Christopher Uhl shares his sadness about children’s well-being that is destroyed by schooling. To assure our children the future they deserve, he says that Schools need to focus on the new 3 R’s – Relationship with self, with others and with Earth.
Lately, I have become aware of a sadness deep inside me. This sadness is about how contemporary schooling, despite its good intentions, robs us and our children of our self esteem, creativity, curiosity, spontaneity, lightness-of-being, confidence and more.
Winston Churchill was on to this when he said: Schools have not necessarily much to do with education… they are mainly institutions of control where certain basic habits must be inculcated in the young. Education is quite different and has little place in school.
In a related vein Margaret Mead quipped: My grandmother wanted me to get a good education, so she kept me as far away from schools as possible.
Add to this Bertrand Russell’s indictment: “We are faced with the paradoxical fact that [formal] education has become one of the chief obstacles to intelligence and freedom of thought.”
These pronouncements shouldn’t really shock us. Indeed, I have observed that most adults—when invited to reflect on all the years they spent stuck in classrooms—readily acknowledge the many ways they were crippled, rather than enabled, by their schooling. That so many of us have little inclination to conduct this kind of inquiry into our schooling history is perhaps a measure of the power of schooling itself, to expunge curiosity, critical thinking and self respect.
My lamentations have led me to conclude that schooling, as it’s currently enacted, is anti-life in so far as it often undermines, rather than nourishes, people’s relationship with themselves, each other and the world at large. The result is “relational illiteracy” on a grand scale.

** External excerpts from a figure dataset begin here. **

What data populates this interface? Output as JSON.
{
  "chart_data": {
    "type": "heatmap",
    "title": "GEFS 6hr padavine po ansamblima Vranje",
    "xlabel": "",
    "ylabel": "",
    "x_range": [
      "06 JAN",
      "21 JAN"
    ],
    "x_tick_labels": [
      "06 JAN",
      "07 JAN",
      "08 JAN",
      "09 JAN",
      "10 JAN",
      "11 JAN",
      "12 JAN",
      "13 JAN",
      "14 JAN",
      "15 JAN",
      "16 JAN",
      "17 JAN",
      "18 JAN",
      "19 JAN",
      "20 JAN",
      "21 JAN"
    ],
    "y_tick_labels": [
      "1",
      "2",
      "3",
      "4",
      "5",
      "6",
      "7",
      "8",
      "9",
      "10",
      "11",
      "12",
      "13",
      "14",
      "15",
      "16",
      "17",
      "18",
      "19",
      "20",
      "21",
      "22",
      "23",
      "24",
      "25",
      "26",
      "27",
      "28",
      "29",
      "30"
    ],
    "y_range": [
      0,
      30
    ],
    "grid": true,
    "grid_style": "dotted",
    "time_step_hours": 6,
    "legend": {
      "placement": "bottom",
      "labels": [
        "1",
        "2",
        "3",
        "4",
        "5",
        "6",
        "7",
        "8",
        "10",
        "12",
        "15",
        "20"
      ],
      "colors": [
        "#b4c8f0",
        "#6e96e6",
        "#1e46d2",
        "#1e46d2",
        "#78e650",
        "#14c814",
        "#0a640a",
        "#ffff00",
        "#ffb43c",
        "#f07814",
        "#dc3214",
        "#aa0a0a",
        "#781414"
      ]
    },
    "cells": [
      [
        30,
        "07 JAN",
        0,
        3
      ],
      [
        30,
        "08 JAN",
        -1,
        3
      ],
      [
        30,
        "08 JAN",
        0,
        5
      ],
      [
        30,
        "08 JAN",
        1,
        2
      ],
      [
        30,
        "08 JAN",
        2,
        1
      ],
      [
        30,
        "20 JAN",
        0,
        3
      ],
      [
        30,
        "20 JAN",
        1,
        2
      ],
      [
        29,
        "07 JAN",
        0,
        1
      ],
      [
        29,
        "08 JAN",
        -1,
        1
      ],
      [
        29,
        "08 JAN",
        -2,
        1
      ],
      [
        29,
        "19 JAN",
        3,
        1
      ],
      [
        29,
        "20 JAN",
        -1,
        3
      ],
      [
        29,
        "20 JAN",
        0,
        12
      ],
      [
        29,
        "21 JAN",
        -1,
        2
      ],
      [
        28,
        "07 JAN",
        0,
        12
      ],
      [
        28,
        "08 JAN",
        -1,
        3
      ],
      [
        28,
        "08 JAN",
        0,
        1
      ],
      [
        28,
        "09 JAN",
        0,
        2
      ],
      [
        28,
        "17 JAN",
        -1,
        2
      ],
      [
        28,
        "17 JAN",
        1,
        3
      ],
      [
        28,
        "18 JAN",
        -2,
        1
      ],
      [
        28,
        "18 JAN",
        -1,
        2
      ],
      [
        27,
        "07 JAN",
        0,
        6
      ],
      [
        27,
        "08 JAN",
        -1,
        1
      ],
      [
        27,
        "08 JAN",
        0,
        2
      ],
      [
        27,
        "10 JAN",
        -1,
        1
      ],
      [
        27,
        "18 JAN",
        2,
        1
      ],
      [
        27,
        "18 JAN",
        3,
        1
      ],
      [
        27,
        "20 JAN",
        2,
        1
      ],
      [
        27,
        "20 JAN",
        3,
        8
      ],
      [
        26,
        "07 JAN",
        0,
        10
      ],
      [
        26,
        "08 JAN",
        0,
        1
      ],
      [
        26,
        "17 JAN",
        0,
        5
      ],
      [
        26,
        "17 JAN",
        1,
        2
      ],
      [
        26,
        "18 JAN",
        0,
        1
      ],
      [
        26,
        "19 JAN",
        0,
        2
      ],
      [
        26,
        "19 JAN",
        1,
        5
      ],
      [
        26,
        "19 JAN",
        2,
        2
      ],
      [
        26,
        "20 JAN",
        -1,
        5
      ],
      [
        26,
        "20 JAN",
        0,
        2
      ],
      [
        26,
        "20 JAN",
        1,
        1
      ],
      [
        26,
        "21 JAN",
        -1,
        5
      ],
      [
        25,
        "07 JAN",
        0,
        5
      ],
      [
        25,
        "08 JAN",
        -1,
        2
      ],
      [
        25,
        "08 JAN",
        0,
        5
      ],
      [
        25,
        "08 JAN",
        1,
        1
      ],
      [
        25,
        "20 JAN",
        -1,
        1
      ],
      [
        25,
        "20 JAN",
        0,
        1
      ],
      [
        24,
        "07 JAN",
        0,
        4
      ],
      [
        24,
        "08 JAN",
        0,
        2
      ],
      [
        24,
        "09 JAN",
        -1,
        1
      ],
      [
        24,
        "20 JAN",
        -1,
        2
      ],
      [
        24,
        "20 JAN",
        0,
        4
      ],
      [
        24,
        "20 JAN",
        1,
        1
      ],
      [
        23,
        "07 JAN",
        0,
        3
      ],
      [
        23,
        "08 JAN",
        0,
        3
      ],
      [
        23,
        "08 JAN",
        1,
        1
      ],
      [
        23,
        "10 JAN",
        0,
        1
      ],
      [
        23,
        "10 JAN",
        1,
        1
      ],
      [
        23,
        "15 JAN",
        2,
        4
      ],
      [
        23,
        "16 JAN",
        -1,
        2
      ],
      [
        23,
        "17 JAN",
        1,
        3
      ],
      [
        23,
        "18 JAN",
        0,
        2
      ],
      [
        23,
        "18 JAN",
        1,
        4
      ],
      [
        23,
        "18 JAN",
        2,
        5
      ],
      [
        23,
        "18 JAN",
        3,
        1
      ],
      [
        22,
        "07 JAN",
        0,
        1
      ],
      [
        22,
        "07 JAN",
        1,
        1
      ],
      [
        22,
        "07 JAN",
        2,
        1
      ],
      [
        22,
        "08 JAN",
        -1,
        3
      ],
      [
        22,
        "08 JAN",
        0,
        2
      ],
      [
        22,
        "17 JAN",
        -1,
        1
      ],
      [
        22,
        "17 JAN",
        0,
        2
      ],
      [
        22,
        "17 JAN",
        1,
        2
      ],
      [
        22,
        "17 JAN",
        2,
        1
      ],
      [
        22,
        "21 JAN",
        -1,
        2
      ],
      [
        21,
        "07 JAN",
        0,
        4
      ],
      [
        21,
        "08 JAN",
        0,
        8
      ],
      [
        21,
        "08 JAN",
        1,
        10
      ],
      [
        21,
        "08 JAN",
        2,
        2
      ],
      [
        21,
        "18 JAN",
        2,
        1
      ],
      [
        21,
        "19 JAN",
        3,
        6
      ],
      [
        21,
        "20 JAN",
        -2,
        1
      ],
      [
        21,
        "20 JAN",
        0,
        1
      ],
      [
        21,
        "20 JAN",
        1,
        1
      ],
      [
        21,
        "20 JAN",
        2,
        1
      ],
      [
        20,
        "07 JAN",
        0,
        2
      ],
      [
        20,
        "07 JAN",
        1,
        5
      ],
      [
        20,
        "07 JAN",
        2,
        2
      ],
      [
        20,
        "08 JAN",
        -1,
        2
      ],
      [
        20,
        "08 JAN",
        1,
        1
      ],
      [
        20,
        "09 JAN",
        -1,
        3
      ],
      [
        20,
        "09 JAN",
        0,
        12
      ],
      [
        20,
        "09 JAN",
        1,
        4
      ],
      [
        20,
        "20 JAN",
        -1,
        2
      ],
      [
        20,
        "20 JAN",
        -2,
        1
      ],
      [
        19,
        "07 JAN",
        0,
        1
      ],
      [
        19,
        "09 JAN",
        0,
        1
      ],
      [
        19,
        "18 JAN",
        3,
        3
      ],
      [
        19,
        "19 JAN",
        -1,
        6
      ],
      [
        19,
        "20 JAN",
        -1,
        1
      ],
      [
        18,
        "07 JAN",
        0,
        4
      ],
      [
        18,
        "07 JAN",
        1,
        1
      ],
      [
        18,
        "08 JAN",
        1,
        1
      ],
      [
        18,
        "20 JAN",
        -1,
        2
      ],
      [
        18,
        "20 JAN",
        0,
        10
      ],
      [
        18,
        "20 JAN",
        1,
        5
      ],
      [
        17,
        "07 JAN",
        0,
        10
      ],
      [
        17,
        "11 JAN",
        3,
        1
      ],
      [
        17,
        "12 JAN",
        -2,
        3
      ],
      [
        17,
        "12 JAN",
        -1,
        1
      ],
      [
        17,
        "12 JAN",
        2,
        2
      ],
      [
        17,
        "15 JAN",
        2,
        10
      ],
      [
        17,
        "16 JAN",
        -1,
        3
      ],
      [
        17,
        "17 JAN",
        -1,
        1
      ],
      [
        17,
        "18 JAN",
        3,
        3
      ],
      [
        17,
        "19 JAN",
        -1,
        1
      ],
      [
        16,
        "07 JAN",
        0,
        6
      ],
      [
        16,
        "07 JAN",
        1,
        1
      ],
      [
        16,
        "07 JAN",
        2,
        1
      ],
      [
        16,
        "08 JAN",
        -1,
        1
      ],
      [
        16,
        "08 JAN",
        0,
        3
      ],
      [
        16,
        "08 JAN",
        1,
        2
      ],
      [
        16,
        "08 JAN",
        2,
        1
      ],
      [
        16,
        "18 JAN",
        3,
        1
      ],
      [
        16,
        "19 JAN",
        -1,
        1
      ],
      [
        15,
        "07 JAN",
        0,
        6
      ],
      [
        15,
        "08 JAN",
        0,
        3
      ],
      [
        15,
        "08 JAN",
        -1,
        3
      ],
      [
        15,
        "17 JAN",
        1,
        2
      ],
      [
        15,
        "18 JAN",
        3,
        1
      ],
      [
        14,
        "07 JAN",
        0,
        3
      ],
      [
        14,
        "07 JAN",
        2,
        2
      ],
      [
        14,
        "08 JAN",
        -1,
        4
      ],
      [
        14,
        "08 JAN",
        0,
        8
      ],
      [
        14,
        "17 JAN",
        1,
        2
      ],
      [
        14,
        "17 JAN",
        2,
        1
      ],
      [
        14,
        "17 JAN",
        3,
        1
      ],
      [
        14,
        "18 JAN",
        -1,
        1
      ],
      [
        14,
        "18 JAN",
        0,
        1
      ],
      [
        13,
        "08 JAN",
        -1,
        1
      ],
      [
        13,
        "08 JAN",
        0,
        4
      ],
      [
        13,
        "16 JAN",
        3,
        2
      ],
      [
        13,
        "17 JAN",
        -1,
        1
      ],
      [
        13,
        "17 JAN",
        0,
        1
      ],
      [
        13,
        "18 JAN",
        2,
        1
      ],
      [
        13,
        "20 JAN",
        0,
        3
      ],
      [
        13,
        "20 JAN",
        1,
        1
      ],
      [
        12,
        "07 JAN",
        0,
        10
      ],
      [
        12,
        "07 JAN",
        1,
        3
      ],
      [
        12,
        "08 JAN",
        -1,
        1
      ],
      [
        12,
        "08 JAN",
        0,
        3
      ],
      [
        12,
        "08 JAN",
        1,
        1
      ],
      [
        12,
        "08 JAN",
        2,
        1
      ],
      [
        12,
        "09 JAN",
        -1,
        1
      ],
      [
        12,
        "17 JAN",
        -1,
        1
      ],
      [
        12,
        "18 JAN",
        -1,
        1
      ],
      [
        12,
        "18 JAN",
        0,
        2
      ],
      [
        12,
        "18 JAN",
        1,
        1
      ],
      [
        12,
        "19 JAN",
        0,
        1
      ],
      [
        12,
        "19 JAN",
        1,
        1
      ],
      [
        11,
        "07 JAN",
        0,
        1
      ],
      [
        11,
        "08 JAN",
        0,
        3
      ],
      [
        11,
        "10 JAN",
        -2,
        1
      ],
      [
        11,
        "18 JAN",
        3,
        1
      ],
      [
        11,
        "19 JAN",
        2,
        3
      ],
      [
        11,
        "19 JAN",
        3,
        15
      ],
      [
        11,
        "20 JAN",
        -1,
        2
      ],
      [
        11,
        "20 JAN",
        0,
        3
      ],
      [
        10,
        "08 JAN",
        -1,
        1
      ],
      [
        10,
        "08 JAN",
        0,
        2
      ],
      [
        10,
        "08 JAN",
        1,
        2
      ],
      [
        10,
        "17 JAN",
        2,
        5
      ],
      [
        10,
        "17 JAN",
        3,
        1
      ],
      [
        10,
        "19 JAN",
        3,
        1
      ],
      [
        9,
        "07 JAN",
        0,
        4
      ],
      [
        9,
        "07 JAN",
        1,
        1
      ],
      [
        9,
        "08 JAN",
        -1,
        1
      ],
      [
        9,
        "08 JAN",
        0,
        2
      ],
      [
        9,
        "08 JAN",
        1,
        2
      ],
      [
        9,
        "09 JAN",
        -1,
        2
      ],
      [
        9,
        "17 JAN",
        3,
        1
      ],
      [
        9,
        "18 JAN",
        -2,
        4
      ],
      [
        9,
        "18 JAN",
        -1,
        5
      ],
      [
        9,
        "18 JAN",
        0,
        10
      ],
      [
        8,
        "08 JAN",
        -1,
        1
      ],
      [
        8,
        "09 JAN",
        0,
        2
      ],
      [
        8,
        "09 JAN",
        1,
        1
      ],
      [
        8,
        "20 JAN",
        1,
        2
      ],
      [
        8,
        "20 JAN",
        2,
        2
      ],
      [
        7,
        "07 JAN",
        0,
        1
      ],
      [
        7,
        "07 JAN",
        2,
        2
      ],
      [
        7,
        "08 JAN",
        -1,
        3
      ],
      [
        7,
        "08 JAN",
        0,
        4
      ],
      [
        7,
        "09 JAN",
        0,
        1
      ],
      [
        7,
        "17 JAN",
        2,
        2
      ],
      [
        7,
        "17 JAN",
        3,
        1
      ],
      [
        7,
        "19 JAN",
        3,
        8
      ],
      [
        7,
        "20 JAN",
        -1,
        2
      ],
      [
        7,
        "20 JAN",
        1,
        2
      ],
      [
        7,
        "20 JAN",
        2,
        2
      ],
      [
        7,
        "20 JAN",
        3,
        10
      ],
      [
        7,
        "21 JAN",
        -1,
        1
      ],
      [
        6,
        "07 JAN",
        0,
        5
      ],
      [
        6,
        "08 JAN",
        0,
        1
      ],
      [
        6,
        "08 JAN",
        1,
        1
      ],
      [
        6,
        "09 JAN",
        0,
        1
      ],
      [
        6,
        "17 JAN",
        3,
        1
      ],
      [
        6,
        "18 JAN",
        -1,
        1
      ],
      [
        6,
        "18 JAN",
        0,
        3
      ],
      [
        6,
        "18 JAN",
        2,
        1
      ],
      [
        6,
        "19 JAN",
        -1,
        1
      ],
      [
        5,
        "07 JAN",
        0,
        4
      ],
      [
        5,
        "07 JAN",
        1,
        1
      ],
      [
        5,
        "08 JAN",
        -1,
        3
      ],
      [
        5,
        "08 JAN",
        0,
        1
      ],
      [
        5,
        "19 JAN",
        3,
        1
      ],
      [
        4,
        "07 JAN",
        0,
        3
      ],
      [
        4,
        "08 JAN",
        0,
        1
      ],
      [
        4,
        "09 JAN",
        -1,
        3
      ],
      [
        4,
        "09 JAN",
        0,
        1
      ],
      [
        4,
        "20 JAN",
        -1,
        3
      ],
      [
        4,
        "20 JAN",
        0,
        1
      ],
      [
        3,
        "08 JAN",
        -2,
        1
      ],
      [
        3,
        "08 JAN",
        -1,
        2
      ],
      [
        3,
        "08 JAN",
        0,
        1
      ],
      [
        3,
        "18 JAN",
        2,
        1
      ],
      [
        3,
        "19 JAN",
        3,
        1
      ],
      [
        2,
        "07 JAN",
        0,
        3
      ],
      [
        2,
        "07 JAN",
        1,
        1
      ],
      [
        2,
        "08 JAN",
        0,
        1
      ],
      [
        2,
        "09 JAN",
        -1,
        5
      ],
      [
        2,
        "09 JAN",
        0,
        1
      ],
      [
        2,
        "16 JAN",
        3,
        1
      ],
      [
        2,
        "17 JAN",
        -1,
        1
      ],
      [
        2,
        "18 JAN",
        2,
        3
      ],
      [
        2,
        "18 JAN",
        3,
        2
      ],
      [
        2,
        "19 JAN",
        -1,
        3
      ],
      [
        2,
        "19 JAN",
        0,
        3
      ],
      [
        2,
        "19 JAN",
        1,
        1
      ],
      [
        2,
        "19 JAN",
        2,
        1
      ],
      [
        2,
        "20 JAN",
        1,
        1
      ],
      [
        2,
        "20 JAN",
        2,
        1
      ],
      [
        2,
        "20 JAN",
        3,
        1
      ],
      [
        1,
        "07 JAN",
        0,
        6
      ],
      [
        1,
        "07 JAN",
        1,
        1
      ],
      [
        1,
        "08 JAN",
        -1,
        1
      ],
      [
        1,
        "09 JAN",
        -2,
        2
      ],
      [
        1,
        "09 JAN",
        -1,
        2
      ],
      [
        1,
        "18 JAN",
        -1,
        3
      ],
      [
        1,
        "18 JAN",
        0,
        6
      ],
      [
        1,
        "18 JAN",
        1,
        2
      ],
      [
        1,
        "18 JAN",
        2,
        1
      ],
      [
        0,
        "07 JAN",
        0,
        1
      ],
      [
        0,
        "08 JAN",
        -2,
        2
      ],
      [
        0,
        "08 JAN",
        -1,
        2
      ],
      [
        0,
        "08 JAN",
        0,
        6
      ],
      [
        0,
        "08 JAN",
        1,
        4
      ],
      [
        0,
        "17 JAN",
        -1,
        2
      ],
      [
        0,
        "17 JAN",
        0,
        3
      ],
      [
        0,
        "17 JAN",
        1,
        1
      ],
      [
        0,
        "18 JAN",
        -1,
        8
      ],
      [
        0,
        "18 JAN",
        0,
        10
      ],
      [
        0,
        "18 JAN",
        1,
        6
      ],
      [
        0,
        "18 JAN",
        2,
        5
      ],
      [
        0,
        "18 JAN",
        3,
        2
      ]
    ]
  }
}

Think about it: If schools were successful in assisting young people in cultivating healthy relationships with themselves, each other, and the world—i.e., successful in cultivating relational intelligence—then, as “educated” adults, we would be at peace with ourselves (free of addictions and self rejection); we’d be at peace with each other (free of blame, anger, violence, war); and we’d be at peace with the natural world (free of biological destruction, toxicity, extinction).
But we are anything but a people at peace. Our lives are full of self deprecation, depression, drug abuse, recrimination, law suits, environmental disruption, violence and more. Clearly something is amiss in our relating—i.e., our relational intelligence is deeply flawed.
One way out of this conundrum is to put RELATIONSHIP at the center of schooling. After all, the core ingredient of a successful life is success in life’s myriad relationships. Getting our relationships “right”—becoming relationship masters—is what a well-lived life is all about. It’s what growing up is all about, and it is what education, at its heart, should be all about.
Here’s the punch line: Instead of prioritizing the traditional “3 R’s”—reading riting and rithmitic—we would be wiser, stronger and safer as a nation if we cultivated excellence in an even more basic trio or “R’s”—namely: Relationship with Self, Relationship with Others, and Relationship with Earth. These are the “R’s” that offer our young people a path to genuine success and fulfilment in life. Absent these “Relationship-R’s,” no amount of inventiveness, wealth accumulation, or technological wizardry will address the myriad social, environmental and political challenges now confronting humankind.